My third grade classes are a creative and energetic bunch. They have a hard time sitting still. Instead of trying to reign them in, I take a different approach: offer a lesson as energetic as they are. For my Mexican Art Unit, I selected the sassy sombrero as my subject. The kids loved it and when I brought out the paints, these kids knew what to do. My art room was an explosion of color and style!
Here’s what you’ll need: 18″ x 24″ bright colored paper (I used red, orange and yellow), black oil pastel for drawing sombrero, scissors, white glue, tubs of bright tempera paints, lots of brushes, pans of sequins or other embellishments, black paint, tissue paper and paper scraps.
The students followed a simple directed line instruction for drawing the sombrero. Afterwards I brought out paints and placed six tubs of paint per table.

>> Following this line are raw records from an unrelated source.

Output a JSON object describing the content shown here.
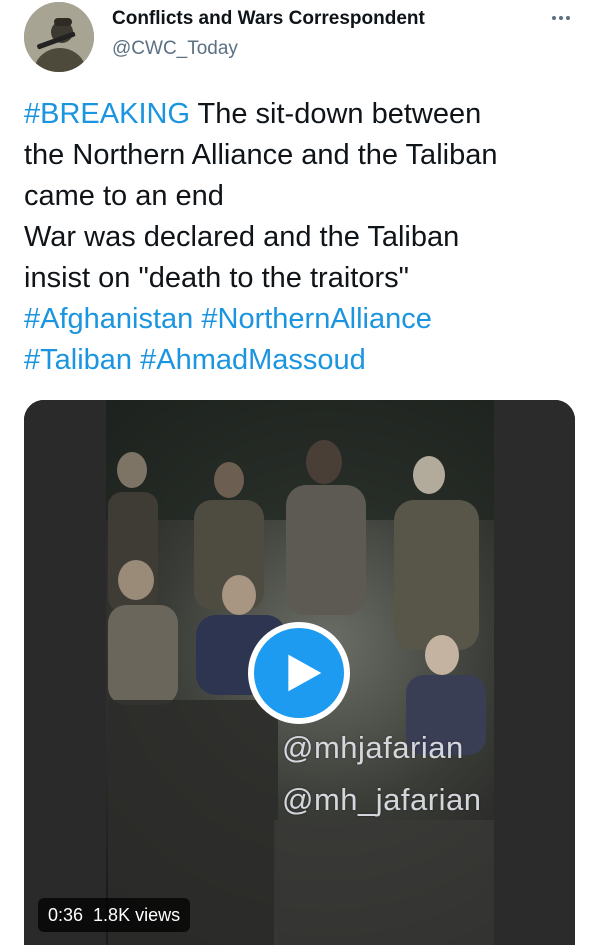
{
  "author": {
    "display_name": "Conflicts and Wars Correspondent",
    "handle": "@CWC_Today"
  },
  "tweet": {
    "lines": [
      [
        {
          "text": "#BREAKING",
          "tag": true
        },
        {
          "text": " The sit-down between",
          "tag": false
        }
      ],
      [
        {
          "text": "the Northern Alliance and the Taliban",
          "tag": false
        }
      ],
      [
        {
          "text": "came to an end",
          "tag": false
        }
      ],
      [
        {
          "text": "War was declared and the Taliban",
          "tag": false
        }
      ],
      [
        {
          "text": "insist on \"death to the traitors\"",
          "tag": false
        }
      ],
      [
        {
          "text": "#Afghanistan",
          "tag": true
        },
        {
          "text": " ",
          "tag": false
        },
        {
          "text": "#NorthernAlliance",
          "tag": true
        }
      ],
      [
        {
          "text": "#Taliban",
          "tag": true
        },
        {
          "text": " ",
          "tag": false
        },
        {
          "text": "#AhmadMassoud",
          "tag": true
        }
      ]
    ]
  },
  "media": {
    "watermark_1": "@mhjafarian",
    "watermark_2": "@mh_jafarian",
    "duration": "0:36",
    "views": "1.8K views"
  },
  "colors": {
    "hashtag": "#1b95e0",
    "play_button": "#1d9bf0",
    "secondary_text": "#5b7083"
  },
  "icons": {
    "more": "more-dots-icon",
    "play": "play-icon"
  }
}
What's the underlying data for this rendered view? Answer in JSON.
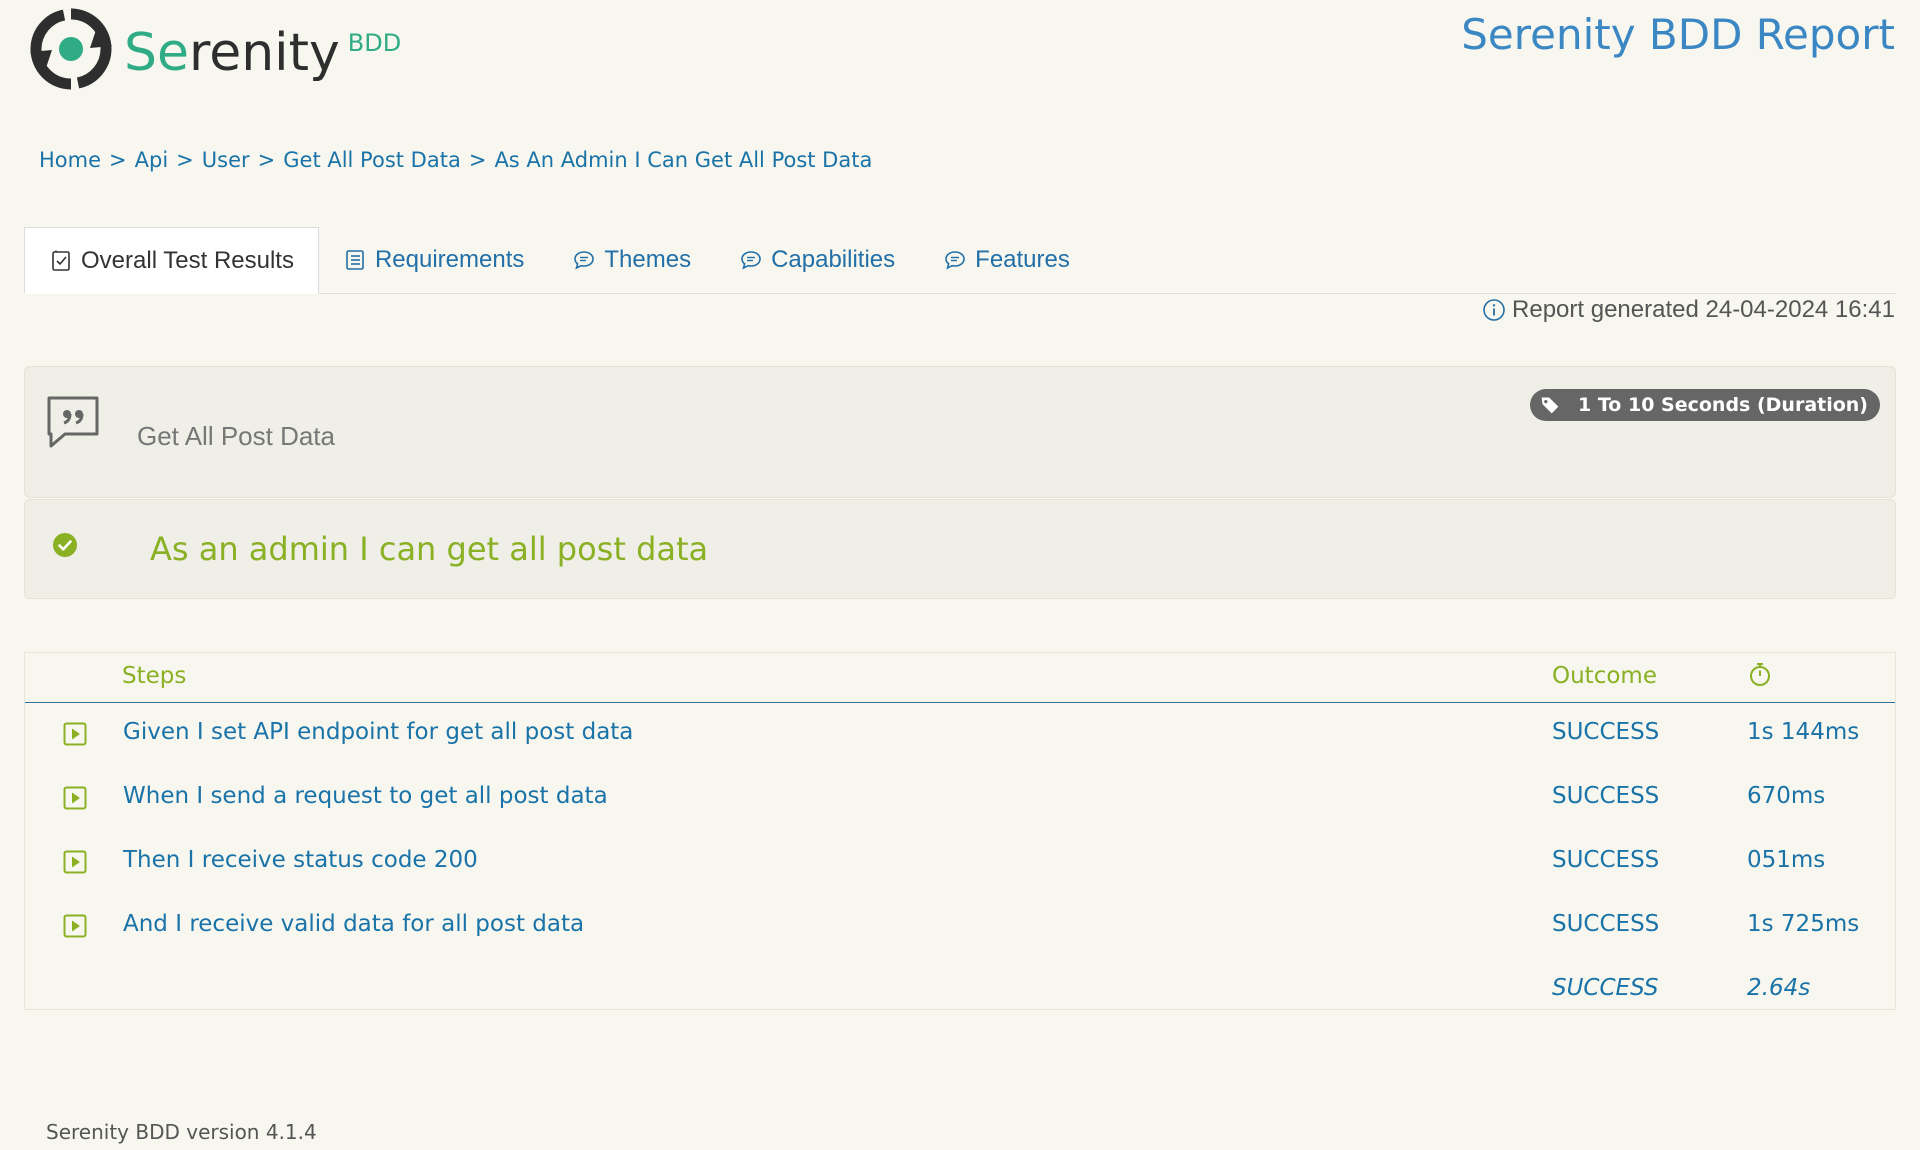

My solution for keeping things relatively under control is to provide one brush per paint color. If that color is being used, a child must use another color. I rarely have more than 5 students at one table, so it seems to work.
At this point, we set the sombreros on a rack (barely fit!) and allowed them to dry.
The next class, children added more paint details and then outlined all of their patterns with black paint. Set a tray of sequins or embellishments, yarn and some paper scraps on a table and allow the children to decorate according to their tastes. This was a fun project. I didn’t work too hard trying to enforce standards, although we did look at the color wheel. Couldn’t find a picture book with a sombrero theme. Anyone know of one?